Other bonding modes such as balance-alb do not require any special configuration on the switch side while on paper provide the same advantages.
Is there any reason to choose 802.3ad instead of balance-alb?
I'm not terribly familiar with Juniper switches, but you shouldn't have to configure LACP on them; that is the point of LACP. If this isn't the case, something is wrong with your switch configuration.
LACP only specifies a protocol for dynamically aggregating ports. It does not specify a port scheduling policy (where traffic is sent and received). This policy is set separately. I don't remember the process in Linux, but I know Linux supports specifying at couple different policies, probably similar to balance-alb.

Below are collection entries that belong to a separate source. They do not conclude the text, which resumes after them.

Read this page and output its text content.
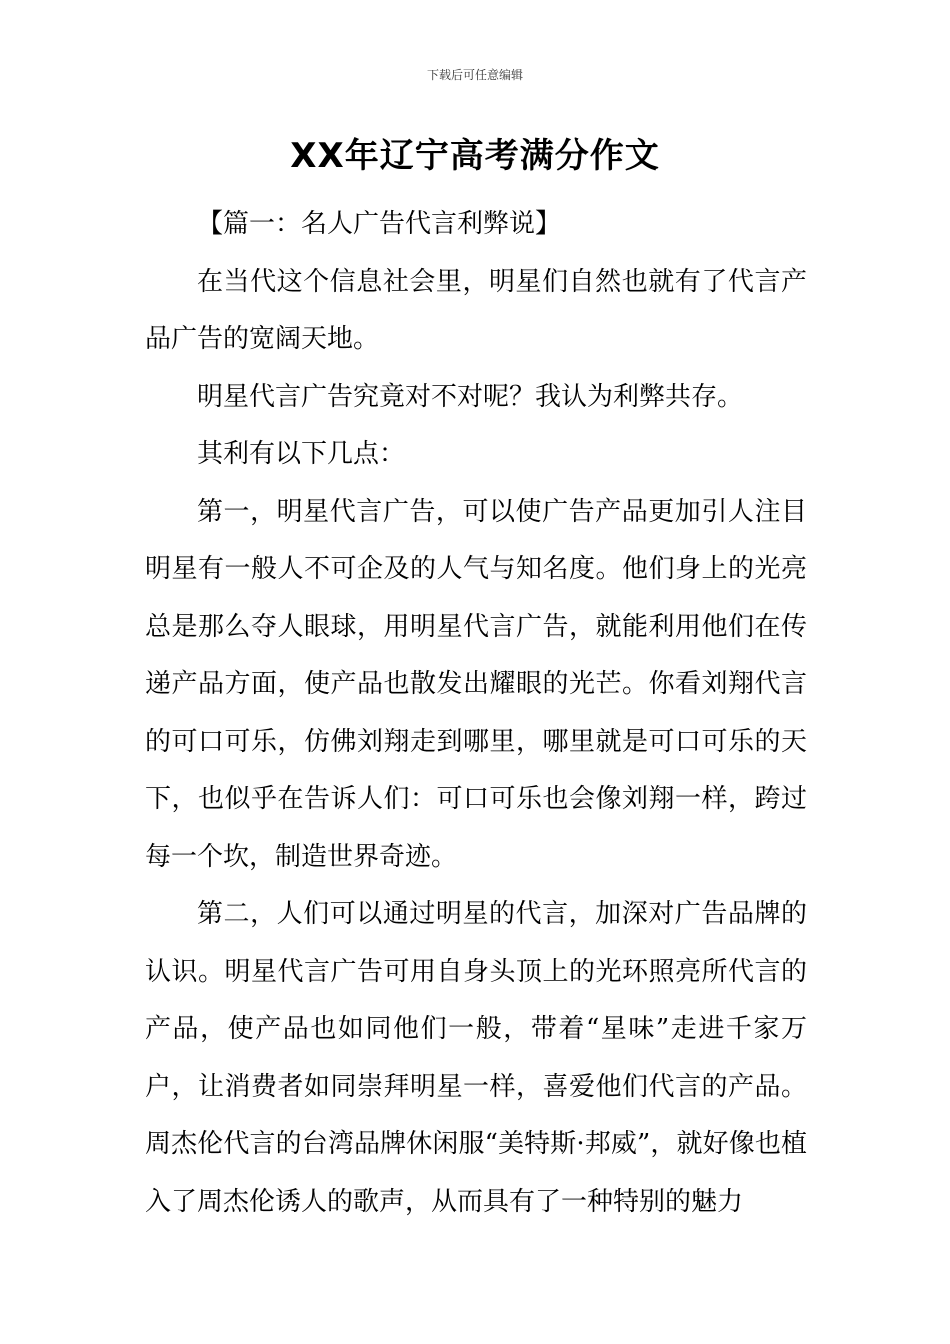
下载后可任意编辑
XX年辽宁高考满分作文

【篇一：名人广告代言利弊说】

在当代这个信息社会里，明星们自然也就有了代言产品广告的宽阔天地。

明星代言广告究竟对不对呢？我认为利弊共存。

其利有以下几点：

第一，明星代言广告，可以使广告产品更加引人注目明星有一般人不可企及的人气与知名度。他们身上的光亮总是那么夺人眼球，用明星代言广告，就能利用他们在传递产品方面，使产品也散发出耀眼的光芒。你看刘翔代言的可口可乐，仿佛刘翔走到哪里，哪里就是可口可乐的天下，也似乎在告诉人们：可口可乐也会像刘翔一样，跨过每一个坎，制造世界奇迹。

第二，人们可以通过明星的代言，加深对广告品牌的认识。明星代言广告可用自身头顶上的光环照亮所代言的产品，使产品也如同他们一般，带着“星味”走进千家万户，让消费者如同崇拜明星一样，喜爱他们代言的产品。周杰伦代言的台湾品牌休闲服“美特斯·邦威”，就好像也植入了周杰伦诱人的歌声，从而具有了一种特别的魅力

The balance-alb has specific disadvantages. Mainly that it semi-intelligently selects an outgoing port for new connections, and they're stuck to that one port for the life of the connection (it's actually done by MAC, not port, if a port fails the MAC gets assigned to another port, thus allowing the connection to continue).
This doesn't exactly "aggregate" the ports however, as connections will not be able to utilize more than one port. So if you've got 2 1GbE ports, a single connection is still limited to 1GbE. LACP resolves this usually, though it depends on your scheduling policy and the number of active ports supported at each end.
In balance-alb, both sending and receiving frames are load balanced using the change MAC address trick. This might cause issues at application levels. Not all applications are matured for this mode.
To Handle your original issue. Here is what I used to do.
Chakri -
If you've set LACP on the ports where your boxes connect to use LACP, the only "correct" setting on the host side is to use LACP. The EX will balance according to Ethernet source and destination MACs for ethernet traffic and will consider IP source/destination/port for IP traffic if you have IP packets on your frames. Please consider reading Juniper KB22943 for the details of the hashing algorithms. If your switch supports cross-stack LACP (which is the case for 4XXX EXs) go with LACP if you have a stack. It can also be easier to debug in case you have a more complex L2 topology with per VLAN loops etc.
LACP is great when it works and provides pretty much double the performance of a single NIC. If you got only a small number of machines with bonded NIC's, go for it.
But, one of the drawback's with it is if you are on a bit of a budget and so therefore using lower end switches, they tend to lack sufficient LACP groups and no MLAG or SMLT features. As a minimum, most switches from HP and similar seem to offer only as many bonding groups as there are half as many ports. Some offer even less. A 2k supermicro switch we were using at one point only had 8 LACP groups despite having 52 ports. I'm guessing this number is relatively arbitrary. No one thought you'd need more than 1/2 the number of switch ports. It's probably just a hard coded number in the firmware and probably takes up a little more memory.
But, this really is a huge limitation if you use SR-IOV, bonding and virtual machines.
If you're a provider who wants to host maybe hundreds or thousands of machines in a rack you don't necessarily want to be spending tens of thousands of dollars on a high end switch that's important but unnecessarily expensive just to provide redundancy and performance for a single rack of machines. I can see why companies like facebook want to create their own switches.
So in this type of scenario, I'd go with a different mode, perhaps balance-alb.